(1040) Reattanza

La reattanza è la resistenza psicologica a non eseguire ordini che provengono da persone molto vicine e/o amate che in qualche modo controllano la nostra vita: soprattutto persone di famiglia come genitori, mogli, mariti, ma anche il datore di lavoro(da Focus https://www.focus.it/comportamento/psicologia/che-cose-la-reattanza)

Ora che ho scoperto il nome di questa dinamica sto meglio. Non so come spiegarlo, ma battezzare le cose mi sembra già un inizio per poterle addomesticare e comprenderle. La reattanza è sempre esistita, ma ora è qui davanti ai miei occhi e non mi fa più paura. Alleluja!

Una volta si chiamavano i bastian contrari, ed erano quelli che facevano di tutto pur di non fare quello che gli si chiedeva di fare. Li ammiravo tantissimo. Un paio di amici miei erano specialisti nell’arte della ribellione e non importa quale fosse la punizione, loro perseguivano le loro regole strampalate e non si piegavano di mezzo centimetro. Degli eroi.

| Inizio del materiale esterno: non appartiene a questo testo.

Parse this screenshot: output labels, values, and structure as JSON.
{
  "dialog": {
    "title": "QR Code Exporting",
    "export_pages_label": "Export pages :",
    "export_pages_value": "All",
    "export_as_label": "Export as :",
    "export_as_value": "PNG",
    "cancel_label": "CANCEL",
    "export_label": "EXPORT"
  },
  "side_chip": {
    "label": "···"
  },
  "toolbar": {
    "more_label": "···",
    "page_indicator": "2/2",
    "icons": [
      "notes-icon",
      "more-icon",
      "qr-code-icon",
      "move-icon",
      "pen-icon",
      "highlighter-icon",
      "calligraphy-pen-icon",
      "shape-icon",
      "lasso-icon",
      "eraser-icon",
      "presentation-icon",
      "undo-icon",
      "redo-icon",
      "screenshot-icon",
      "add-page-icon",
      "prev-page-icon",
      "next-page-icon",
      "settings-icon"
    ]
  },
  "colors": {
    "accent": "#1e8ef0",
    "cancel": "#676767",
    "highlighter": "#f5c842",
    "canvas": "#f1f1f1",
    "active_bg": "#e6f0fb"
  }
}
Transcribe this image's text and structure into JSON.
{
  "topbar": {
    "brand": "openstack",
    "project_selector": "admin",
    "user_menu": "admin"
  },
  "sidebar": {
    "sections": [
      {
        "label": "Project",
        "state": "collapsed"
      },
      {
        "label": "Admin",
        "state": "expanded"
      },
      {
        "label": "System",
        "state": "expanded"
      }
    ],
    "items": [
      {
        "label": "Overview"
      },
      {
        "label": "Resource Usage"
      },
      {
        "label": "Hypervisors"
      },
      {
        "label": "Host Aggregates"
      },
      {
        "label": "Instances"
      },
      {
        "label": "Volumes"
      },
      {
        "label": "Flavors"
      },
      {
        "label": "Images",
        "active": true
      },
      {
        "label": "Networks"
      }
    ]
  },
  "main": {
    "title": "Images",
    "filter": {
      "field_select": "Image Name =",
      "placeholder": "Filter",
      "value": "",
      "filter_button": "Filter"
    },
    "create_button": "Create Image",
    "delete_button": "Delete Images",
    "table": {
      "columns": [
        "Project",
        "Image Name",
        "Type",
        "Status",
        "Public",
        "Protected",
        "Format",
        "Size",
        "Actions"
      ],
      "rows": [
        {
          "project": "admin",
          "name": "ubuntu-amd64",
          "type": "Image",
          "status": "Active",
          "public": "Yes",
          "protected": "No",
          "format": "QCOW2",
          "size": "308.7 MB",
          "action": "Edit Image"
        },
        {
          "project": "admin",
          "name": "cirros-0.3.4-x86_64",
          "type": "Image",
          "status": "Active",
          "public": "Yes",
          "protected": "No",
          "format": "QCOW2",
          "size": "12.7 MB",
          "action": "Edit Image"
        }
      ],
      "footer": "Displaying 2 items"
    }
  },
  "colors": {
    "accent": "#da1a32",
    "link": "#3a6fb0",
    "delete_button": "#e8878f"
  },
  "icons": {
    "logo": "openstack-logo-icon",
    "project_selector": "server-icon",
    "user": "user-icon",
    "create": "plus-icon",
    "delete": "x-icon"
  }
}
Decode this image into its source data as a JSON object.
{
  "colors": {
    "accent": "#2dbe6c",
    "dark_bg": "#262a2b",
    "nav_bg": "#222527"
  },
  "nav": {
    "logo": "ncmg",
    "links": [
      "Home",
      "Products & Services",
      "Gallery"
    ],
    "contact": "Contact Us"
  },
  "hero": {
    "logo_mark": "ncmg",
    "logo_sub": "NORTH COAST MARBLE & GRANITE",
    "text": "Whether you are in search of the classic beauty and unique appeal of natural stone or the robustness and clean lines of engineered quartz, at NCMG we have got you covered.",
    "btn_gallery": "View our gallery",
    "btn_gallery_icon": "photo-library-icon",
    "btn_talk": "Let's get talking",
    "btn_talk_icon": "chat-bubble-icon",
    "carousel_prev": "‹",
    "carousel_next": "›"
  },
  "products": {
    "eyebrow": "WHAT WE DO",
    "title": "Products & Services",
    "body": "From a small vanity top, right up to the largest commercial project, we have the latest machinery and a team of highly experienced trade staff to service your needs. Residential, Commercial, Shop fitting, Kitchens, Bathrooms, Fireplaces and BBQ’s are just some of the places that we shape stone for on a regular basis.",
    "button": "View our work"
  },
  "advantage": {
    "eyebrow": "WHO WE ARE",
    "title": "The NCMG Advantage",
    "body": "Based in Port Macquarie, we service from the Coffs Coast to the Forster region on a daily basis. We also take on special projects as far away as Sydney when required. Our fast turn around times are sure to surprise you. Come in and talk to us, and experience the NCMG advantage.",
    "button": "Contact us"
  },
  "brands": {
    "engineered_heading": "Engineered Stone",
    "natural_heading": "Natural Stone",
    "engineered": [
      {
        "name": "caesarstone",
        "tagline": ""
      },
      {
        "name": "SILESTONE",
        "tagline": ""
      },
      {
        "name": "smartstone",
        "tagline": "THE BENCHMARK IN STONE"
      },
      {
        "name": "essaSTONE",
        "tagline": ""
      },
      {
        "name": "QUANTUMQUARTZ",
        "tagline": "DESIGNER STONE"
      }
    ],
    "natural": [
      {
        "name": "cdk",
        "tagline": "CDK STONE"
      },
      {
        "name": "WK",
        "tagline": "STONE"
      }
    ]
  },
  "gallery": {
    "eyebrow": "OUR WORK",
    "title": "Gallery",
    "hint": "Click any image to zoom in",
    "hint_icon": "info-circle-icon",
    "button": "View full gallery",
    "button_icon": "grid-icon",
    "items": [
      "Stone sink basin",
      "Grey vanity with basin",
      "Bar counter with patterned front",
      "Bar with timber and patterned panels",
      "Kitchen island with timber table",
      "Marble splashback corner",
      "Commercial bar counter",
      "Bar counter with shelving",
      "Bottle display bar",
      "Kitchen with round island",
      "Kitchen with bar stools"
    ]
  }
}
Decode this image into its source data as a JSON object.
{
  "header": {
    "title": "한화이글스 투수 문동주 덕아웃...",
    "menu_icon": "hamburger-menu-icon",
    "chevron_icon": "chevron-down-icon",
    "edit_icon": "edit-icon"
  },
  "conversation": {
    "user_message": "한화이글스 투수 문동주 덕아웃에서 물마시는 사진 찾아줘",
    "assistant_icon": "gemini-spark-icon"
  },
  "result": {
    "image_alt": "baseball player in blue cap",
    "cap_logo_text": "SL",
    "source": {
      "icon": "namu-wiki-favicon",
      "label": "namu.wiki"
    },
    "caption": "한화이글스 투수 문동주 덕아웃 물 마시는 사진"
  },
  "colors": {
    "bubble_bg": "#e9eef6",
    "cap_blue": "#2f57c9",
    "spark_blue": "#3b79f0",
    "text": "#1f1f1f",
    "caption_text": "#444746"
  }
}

Io non pensavo alla punizione, non era quello il punto, ma piuttosto iniziavo a spostare il mio punto di vista cercando di capire perché mi si diceva di fare quella cosa o quell’altra. E mentre ci riflettevo la facevo, così da capirla meglio. Se facevo domande, di solito mi veniva risposto “perché lo dico io” oppure un perentorio “perché sì/perché no” e lì finiva la gran spiegazione. Va da sé che la ribellione dei miei amici era piena di fascino per me, ma sapevo anche che mi avrebbero beccata prima ancora che io fossi riuscita a metterla in atto, soltanto perché mi avrebbero letto negli occhi l’intenzione. Quindi mi limitavo cercando di capire le dinamiche del perché sì/perché no che rimanevano comunque oscure (contradditorie-incoerenti-inverosimili).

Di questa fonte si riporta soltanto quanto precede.